There exceptions of course, it really depends on the age and desirability of the neighborhood
- Comment on A conundrum 1 month ago:
It depends on the city. Smaller non touristy cities. Your cheapest rents are near downtown core with all the old buildings and the only place density has been allowed to be built for the past 60 years. Bigger cities the central downtown is defintely expensive, i guess in those cities im more so refering to anywhere with apartment buildings density, which can give a downtown feel if older buildings are still preserved nearby. Although a lot of the time they’ve been paved over and thats how we get apartments that stand 20 stories high surrounded by a sea of single story strip malls and box stores.
- Comment on A conundrum 1 month ago:
The cost of owning vs renting can be very different depending on where you live and work and the amenities you want access to. Renting somewhere centrally located with good access to high quality transit and other amenities would likely be cheaper than owning. Unless we can start normalizing owning apartments again. You could own for cheaper on the outskirts of downtown, but you’ll likely be sacraficing access to some amenities by doing so.
- Comment on A conundrum 1 month ago:
Whats going on is decades of mismanagement of property taxes and city zoning. People fight tooth and nail to keep their property taxes low, and eventually the city has to do a big increase because they failed to increase incrementally. The bigger issue is how poorly we zone and design most north american cities.
The average car dependant suburb costs more to maintain than it generates in tax revenue. A denser area like mixed use neighbourhoods and “missing middle” housing fares far better and generates enough that it often ends up subsidizing the rest of the city, the same is usually true for denser downtowns. That trend is dying off as those denser areas demolish tax revenue generating businesses and homes to pave parking lots that don’t generate taxes to park cars from the suburbs that don’t generate enough taxes.

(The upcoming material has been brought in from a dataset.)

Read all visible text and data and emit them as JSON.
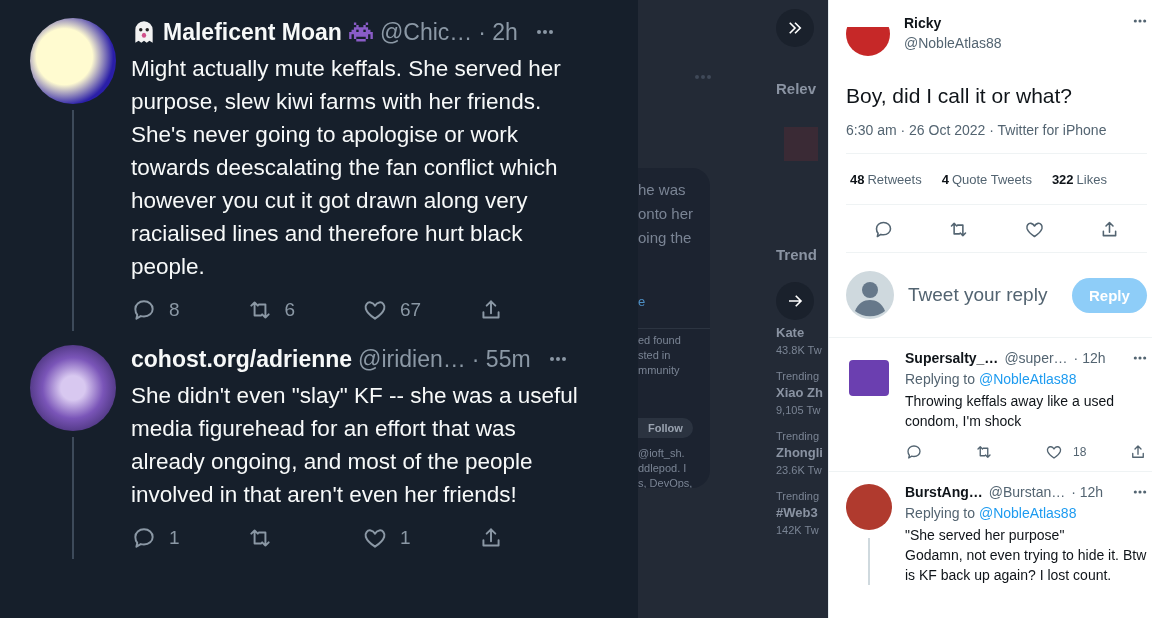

You can’t afford a home because for decades suburbs were given a massive tax break while denser downtowns (guess where the poors have to rent and ultimately fund the property taxes) have to subsidize car dependant expensive to maintain subdivisions (which is usually for middle class or wealthier people, especially when built new). Add in some racial demographics and we’ve basically engineered every city to have secret tax cuts for anyone rich enough to get into the suburbs.
The best part is, many cities are keeping the cycle going because the only way they are paying for maintaince of an old subdivision is by using the devleopment taxes and fees from a new subdivision. This is not sustainable and ultimately equates to kicking the can down the road to let a future generation figure it out (which is literally as simple as building cities densely again, as they had been built for 100s of years).
This hasn’t even touched yet on the urban sprawl, energy ineffeciency, and secondary effects of car dependancy that have all spawned from “the american dream” of suburbia. We seriously need to reconsider how we zone, build, and get around our urban spaces.
- Comment on A conundrum 1 month ago:
The biggest thing we can do for the housing crisis is making density legal again and allocating more space in cities to housing instead of parking cars.